Ein Pakt in allerletzter Minute
Doppelbesteuerungsabkommen. An seinem vorletzten Amtstag unterzeichnete Argentiniens Außenminister Jorge Faurie das für österreichische Unternehmen so wichtige Abkommen.
Gerade in Geldangelegenheiten liefert Argentinien notorisch schlechte Nachrichten. Seit April 2018 herrscht wieder Finanzkrise, dem Land droht am Ende der Amtszeit von Mauricio Macri der neunte Staatsbankrott. Doch nun kommt überraschende frohe Kunde – nach Österreich. Am Nachmittag des 6. Dezembers unterzeichnete der Noch-Außenminister Jorge Faurie ein nagelneues Doppelbesteuerungsabkommen zwischen Österreich und Argentinien an seinem vorletzten Amtstag. Es war ein Last Minute Deal.

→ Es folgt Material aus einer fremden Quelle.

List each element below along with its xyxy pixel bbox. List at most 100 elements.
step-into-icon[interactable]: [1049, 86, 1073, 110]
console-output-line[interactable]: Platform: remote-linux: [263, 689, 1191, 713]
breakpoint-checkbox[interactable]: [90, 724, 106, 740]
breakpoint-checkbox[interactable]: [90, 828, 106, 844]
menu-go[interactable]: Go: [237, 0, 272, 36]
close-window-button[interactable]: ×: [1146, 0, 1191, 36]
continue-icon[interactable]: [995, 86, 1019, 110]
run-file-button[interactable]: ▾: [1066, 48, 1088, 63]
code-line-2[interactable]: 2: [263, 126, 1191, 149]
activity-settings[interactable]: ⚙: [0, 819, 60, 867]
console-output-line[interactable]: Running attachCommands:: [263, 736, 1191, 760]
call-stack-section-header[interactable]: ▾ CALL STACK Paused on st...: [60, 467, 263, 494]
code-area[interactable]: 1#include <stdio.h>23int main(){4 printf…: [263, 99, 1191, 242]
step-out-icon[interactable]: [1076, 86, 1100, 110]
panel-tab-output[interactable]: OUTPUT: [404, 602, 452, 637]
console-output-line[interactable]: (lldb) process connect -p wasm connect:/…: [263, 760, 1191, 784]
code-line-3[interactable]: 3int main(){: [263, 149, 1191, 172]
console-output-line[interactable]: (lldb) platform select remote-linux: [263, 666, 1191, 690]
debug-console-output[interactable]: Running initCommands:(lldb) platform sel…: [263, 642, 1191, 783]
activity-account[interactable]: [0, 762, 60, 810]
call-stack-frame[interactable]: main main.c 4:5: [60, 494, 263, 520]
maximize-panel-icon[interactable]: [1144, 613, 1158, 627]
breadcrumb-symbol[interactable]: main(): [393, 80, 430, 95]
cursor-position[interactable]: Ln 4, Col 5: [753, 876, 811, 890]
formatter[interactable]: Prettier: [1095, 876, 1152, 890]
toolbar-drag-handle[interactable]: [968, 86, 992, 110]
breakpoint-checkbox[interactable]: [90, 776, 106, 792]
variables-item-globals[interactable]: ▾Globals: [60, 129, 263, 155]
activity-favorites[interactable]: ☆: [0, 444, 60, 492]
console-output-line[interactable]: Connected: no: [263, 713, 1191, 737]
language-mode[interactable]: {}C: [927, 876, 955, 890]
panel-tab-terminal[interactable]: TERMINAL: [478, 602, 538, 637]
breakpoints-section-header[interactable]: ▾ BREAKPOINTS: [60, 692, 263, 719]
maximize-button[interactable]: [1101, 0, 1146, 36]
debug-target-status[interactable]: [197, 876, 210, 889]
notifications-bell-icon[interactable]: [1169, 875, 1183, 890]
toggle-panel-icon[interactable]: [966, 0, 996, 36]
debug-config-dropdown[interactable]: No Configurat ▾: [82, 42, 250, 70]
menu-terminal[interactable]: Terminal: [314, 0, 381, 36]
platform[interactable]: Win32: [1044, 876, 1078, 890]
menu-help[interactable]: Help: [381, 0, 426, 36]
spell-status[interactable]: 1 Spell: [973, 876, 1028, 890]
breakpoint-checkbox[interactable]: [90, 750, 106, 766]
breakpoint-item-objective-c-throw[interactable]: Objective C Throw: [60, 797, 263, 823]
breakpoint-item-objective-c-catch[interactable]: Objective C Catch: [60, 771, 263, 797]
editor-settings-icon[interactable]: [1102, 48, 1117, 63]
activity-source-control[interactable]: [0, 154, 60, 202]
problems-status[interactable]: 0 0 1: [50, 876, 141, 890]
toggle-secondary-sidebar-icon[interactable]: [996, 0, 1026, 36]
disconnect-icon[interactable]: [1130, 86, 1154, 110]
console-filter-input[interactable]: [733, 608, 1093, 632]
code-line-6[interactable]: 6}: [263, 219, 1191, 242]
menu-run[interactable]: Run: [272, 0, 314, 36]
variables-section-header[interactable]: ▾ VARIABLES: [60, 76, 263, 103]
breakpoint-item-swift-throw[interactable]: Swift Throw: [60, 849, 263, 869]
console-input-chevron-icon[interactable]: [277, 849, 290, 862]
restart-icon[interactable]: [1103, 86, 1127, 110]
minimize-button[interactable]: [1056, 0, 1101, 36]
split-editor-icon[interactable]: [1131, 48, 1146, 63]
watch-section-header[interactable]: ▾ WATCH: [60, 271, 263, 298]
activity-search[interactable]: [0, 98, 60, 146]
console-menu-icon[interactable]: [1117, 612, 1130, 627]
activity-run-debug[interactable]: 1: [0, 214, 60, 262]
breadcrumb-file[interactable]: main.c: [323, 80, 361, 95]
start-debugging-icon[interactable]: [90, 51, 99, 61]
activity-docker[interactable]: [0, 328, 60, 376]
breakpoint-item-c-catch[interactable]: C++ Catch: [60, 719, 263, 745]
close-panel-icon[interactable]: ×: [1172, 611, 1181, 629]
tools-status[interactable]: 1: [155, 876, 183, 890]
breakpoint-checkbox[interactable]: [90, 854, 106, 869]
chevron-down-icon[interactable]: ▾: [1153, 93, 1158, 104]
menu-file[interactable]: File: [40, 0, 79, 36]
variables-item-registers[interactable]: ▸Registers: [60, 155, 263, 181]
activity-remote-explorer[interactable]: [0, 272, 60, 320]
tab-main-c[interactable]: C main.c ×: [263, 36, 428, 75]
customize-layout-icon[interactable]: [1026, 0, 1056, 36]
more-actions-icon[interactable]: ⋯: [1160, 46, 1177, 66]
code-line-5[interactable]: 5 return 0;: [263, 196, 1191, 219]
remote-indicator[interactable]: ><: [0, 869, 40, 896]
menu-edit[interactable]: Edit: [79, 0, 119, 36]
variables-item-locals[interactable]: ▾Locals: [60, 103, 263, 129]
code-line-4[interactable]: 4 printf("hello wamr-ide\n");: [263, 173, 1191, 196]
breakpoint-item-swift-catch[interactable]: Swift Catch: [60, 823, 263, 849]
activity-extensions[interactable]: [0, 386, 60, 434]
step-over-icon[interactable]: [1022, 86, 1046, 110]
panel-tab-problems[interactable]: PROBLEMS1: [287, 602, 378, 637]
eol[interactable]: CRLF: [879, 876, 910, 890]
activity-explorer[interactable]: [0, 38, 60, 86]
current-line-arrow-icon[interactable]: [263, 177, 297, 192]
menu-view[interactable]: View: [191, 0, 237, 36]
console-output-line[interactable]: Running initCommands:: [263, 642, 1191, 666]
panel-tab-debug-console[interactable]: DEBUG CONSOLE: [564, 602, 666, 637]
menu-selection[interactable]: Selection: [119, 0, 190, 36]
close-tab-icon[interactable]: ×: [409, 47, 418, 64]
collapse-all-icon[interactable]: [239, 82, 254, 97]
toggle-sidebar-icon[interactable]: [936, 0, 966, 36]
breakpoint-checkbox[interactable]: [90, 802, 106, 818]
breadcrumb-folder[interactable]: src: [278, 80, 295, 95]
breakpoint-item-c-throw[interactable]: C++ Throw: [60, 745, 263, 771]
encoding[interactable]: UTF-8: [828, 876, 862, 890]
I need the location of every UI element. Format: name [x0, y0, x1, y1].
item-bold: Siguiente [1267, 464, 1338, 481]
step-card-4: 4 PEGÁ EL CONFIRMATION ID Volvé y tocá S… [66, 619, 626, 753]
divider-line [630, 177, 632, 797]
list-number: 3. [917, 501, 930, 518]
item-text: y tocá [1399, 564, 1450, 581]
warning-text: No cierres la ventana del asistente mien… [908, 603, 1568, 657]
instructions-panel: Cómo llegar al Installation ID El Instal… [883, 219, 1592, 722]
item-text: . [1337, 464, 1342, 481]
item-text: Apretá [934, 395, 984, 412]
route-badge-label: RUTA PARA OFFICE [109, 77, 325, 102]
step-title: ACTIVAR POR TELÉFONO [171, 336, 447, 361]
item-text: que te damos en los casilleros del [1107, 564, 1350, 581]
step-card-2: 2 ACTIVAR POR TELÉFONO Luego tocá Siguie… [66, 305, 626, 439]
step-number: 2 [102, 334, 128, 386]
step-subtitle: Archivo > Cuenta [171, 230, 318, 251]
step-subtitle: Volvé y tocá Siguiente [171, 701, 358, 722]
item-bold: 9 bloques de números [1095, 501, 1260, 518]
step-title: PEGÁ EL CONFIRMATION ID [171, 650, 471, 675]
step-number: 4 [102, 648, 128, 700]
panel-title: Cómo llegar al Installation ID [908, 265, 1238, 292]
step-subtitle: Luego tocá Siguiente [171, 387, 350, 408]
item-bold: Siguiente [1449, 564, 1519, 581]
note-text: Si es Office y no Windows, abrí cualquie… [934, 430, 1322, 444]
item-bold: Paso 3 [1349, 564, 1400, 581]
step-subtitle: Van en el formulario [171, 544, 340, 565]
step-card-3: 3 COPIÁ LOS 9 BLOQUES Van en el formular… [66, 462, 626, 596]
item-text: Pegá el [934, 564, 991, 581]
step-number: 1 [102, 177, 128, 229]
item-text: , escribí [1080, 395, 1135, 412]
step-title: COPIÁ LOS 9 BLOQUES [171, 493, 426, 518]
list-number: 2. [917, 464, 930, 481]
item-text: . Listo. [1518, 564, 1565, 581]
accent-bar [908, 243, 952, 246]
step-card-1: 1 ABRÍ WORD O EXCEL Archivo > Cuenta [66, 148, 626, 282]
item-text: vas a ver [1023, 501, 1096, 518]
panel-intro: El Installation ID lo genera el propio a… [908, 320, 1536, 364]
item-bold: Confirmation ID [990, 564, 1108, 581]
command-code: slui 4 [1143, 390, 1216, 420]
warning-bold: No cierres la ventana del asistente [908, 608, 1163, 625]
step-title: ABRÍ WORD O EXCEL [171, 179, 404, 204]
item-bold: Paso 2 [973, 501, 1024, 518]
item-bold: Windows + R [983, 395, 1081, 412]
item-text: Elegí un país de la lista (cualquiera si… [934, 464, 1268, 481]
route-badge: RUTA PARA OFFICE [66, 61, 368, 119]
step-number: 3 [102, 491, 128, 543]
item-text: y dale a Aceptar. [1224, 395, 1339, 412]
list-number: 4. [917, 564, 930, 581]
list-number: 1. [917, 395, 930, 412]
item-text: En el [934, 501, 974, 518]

Ein Vertrag, der heimische Unternehmen ab 2021 steuerlich endlich mit Firmen aus Deutschland und der Schweiz gleichstellt. Bislang müssen heimische Unternehmen 30 Prozent Steuern in Argentinien abführen und werden danach auch vom rot-weiß-roten Fiskus zur Kasse gebeten. Um solche Belastungen zu vermeiden, ließen heimische Betriebe Rechnungen oft von ihren Niederlassungen in Deutschland ausstellen, was nicht nur mehr Aufwand bedeutete, sondern auch die Handelsbilanz verfälschte. Die Wirtschaftskammer (WKO) rechnet nun mit einer Verdreifachung der Dienstleistungsexporte nach Argentinien.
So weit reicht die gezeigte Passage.